Seasonal Bradenton Beach resident Andre Archambault enjoys riding his bike on the north end of Longboat Key. Archambault said he used to enjoy the driftwood that got removed for the project on the north end of Greer Island. However, there is still some driftwood in the area.
“It looks beautiful, don’t get me wrong,” Archambault said. “It’s nice, but it doesn’t have that quaintness, but it’s just very inviting now for people to go there.”
Seamon agreed with Archambault about the visual appeal of the new sand, especially considering how far the beach extends on the north end.
“The beach is huge up at the north end, oh my gosh,” Seamon said. “It’s massive.”
The current renourishment project is larger in scope than the last one, completed in 2016. That project, which consisted mostly of dumptrucks hauling inland sand to the beach, placed about one-quarter of the sand of this one, at 243,000 cubic yards, and cost less as well, at $20.28 million.
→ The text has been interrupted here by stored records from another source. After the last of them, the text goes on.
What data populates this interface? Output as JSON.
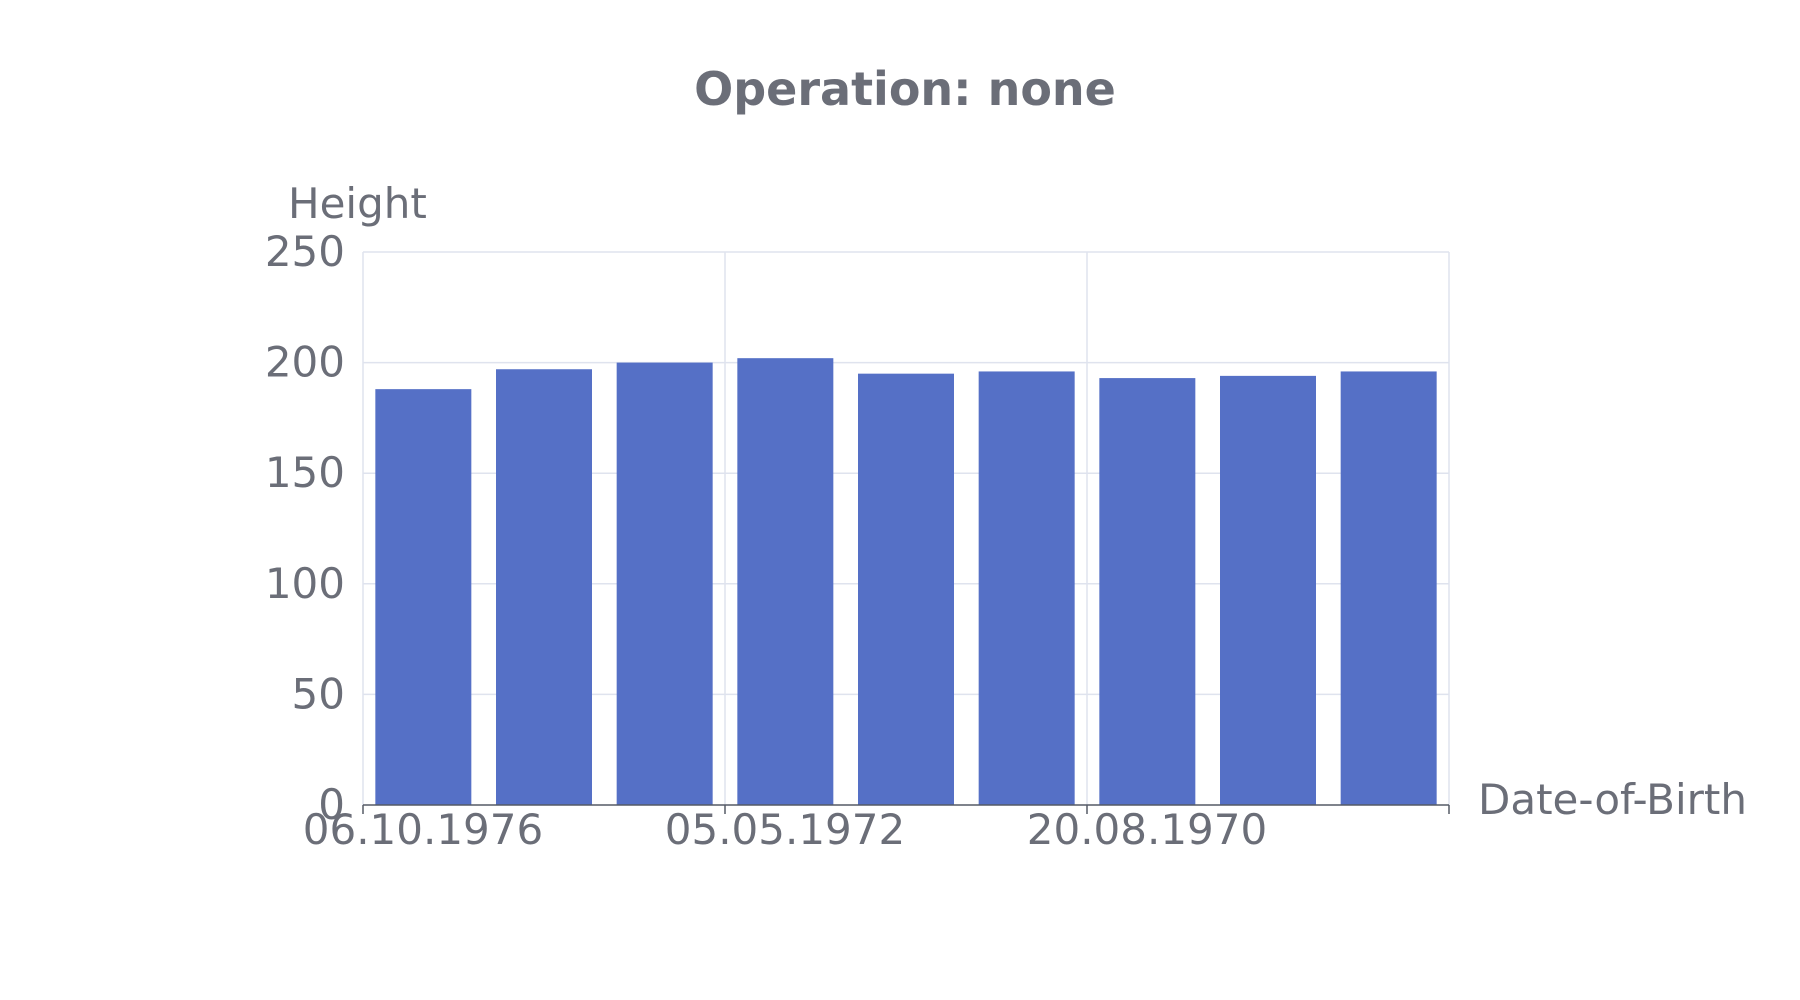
{
  "chart_data": {
    "type": "bar",
    "title": "Operation: none",
    "xlabel": "Date-of-Birth",
    "ylabel": "Height",
    "ylim": [
      0,
      250
    ],
    "yticks": [
      0,
      50,
      100,
      150,
      200,
      250
    ],
    "x_tick_labels": [
      "06.10.1976",
      "05.05.1972",
      "20.08.1970"
    ],
    "bar_count": 9,
    "values": [
      188,
      197,
      200,
      202,
      195,
      196,
      193,
      194,
      196
    ],
    "grid": true,
    "bar_color": "#5570c6"
  }
}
Longboat Key Town Projects Manager Charlie Mopps said once the project is officially completed, the town will have moved 8.7 million cubic yards of sand in the history of its beach renourishment projects, which are necessary every six to eight years.
Mopps said at $36 million, the project will also come in under his February estimate of about $38.85 million. He said the decrease in the amount of sand dredged for Segments 4 and 5 of the project contributed toward the savings.
“I think between the last time we talked and now, it’s this efficiency in what they’re doing,” Mopps said.
On Monday, Mopps updated the Town Commission about the project. He credited the cooperation between the town, contractor Cottrell Contracting, contractor Weeks Marine, state agencies, Mote Marine Laboratory and Aquarium with the project being completed within budget and on time.
In winter 2021 or early 2022, the town is looking to hire a contractor to conduct groin maintenance of the New Pass groin on the south end of the island. Town staff is planning to start and finish construction before the 2022 start of shorebird and sea turtle nesting seasons.
Mopps said the town would examine several facets in selecting a contractor to do the south-end work.
“They would have to have done a similar project within Florida to show that they have, not only the capacity to do it, but the knowledge to do it,” Mopps said.
The town is also proposing a 15-year permit to dredge and place sand for Greer Island spit management. The plan is to clear sand from the lagoon channel and from the bridge area every four to eight years. Permit pending, the town plans to return sand to the Gulf shoreline, and it would also return Greer Island to its 2006 conditions.
When Longboat Key does its next beach renourishment project in six to eight years, Mopps said the town would focus on the New Pass area, Gulfside Road, the Whitney Beach segment, south of the Ohana seawall and south of the half-moon seawall.
“Right now, if the groins function like they are functioning, (these) will be our next major hotspot swhere we’re going to have to look either some type of management option or whatever in order to get those to be what we want,” Mopps said.
Mopps received praise from several town commissioners on Monday for his department’s work.
“The bad news, Charlie, is that when you have an outstanding result like this, the question becomes very quickly, ‘Well, what have you done for me today?’” Mayor Ken Schneier joked. “And my understanding now is you're going to have the Town Center completed by Thanksgiving.”
Seamon is among the residents who are pleased with the town’s work.
“The end result was a bigger beach for both people and turtles nesting,” Seamon said.